Great corporations take time. ASML, the Dutch chip equipment maker, is now value over $275bn, but has been consistently tackling its mission since 1984. Nvidia is a $3.4tn company today, but in 2010, when it was 17 years old, it was valued at lower than $10bn. If Europe wants a real tech giant, it is going to require steely determination from founders and investors to not sell and keep constructing.
Europe, rise up tall
While Europe is yet to supply its first trillion-dollar tech company, that’s not the primary aim of the sport. To give itself one of the best likelihood of making one among those truly iconic corporations, it must create as many $100bn corporations similar to Spotify as possible.

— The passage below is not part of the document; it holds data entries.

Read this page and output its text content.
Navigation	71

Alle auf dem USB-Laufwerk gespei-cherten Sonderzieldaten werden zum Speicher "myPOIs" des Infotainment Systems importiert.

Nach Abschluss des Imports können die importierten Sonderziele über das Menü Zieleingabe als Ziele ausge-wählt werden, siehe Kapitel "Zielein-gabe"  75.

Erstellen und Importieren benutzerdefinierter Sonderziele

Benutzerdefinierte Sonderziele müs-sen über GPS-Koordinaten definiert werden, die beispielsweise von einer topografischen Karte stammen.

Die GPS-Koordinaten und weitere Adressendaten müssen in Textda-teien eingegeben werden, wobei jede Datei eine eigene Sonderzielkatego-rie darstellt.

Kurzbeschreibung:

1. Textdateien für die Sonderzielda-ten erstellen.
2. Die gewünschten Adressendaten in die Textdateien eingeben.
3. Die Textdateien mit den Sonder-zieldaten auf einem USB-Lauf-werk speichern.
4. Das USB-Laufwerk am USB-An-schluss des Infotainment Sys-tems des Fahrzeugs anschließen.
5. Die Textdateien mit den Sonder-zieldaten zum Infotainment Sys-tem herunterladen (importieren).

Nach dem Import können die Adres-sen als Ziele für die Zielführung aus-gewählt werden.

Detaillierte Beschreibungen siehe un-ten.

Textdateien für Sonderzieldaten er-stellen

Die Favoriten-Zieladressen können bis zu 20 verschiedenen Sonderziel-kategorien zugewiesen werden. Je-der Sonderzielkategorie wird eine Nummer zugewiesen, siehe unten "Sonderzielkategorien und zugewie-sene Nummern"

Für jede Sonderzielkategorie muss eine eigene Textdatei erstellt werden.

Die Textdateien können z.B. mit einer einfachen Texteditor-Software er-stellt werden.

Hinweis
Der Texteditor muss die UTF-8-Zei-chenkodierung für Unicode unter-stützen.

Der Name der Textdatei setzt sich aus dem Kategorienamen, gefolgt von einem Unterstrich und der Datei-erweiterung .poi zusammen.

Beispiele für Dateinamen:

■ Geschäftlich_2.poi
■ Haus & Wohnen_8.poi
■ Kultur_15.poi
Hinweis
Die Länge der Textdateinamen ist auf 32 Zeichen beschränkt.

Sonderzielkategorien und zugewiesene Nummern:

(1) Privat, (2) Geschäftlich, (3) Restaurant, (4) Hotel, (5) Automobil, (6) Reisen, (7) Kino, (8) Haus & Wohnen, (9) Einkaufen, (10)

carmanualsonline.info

Things must occur urgently as time is running out to remain within the race. Europe must now construct these remarkable vehicles of scientific progress and economic growth — not only to grow the tech industry, but to power its nations to be more prosperous as a complete. If it does, we could soon be living in a world powered by European-built nuclear fusion power plants or solving a few of science’s most complex problems with quantum computers which were developed in London or Munich.

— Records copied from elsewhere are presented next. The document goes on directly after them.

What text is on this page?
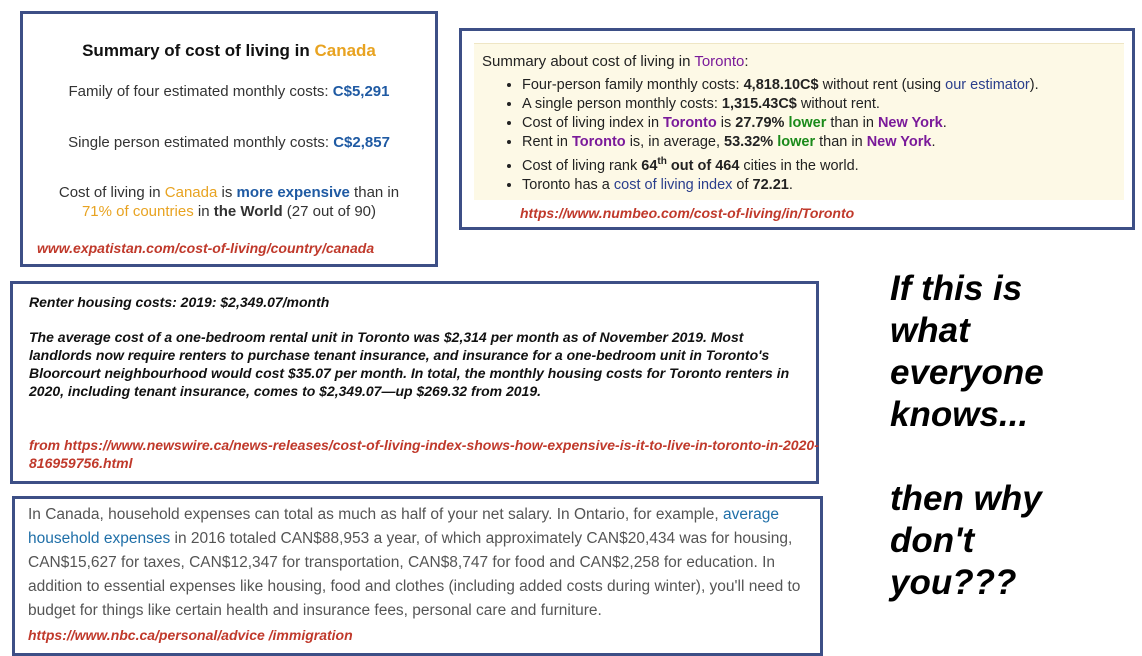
Summary of cost of living in Canada
Family of four estimated monthly costs: C$5,291
Single person estimated monthly costs: C$2,857
Cost of living in Canada is more expensive than in
71% of countries in the World (27 out of 90)
www.expatistan.com/cost-of-living/country/canada
Summary about cost of living in Toronto:
• Four-person family monthly costs: 4,818.10C$ without rent (using our estimator).
• A single person monthly costs: 1,315.43C$ without rent.
• Cost of living index in Toronto is 27.79% lower than in New York.
• Rent in Toronto is, in average, 53.32% lower than in New York.
• Cost of living rank 64th out of 464 cities in the world.
• Toronto has a cost of living index of 72.21.
https://www.numbeo.com/cost-of-living/in/Toronto
Renter housing costs: 2019: $2,349.07/month

The average cost of a one-bedroom rental unit in Toronto was $2,314 per month as of November 2019. Most landlords now require renters to purchase tenant insurance, and insurance for a one-bedroom unit in Toronto's Bloorcourt neighbourhood would cost $35.07 per month. In total, the monthly housing costs for Toronto renters in 2020, including tenant insurance, comes to $2,349.07—up $269.32 from 2019.

from https://www.newswire.ca/news-releases/cost-of-living-index-shows-how-expensive-is-it-to-live-in-toronto-in-2020-816959756.html

In Canada, household expenses can total as much as half of your net salary. In Ontario, for example, average household expenses in 2016 totaled CAN$88,953 a year, of which approximately CAN$20,434 was for housing, CAN$15,627 for taxes, CAN$12,347 for transportation, CAN$8,747 for food and CAN$2,258 for education. In addition to essential expenses like housing, food and clothes (including added costs during winter), you'll need to budget for things like certain health and insurance fees, personal care and furniture. https://www.nbc.ca/personal/advice /immigration

If this is
what
everyone
knows...
then why
don't
you???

This isn’t nearly growing the tech industry for those who work in it: it’s about making a more prosperous and resilient society with more wealth to pay for Europe’s public services.
The next branches of the tech tree have the potential to actually profit humanity and there is no such thing as a reason they’ll’t be grown in Europe. Regulation isn’t the core problem — the secret is to cherish the role of experienced founders, have a good time after they fund the riskiest and most vital tech, stop selling essentially the most precious corporations to US acquirers and switch an already powerful innovation engine right into a harder-edged ambition to maintain scaling in Europe.
It’s time for Europe to rise up tall.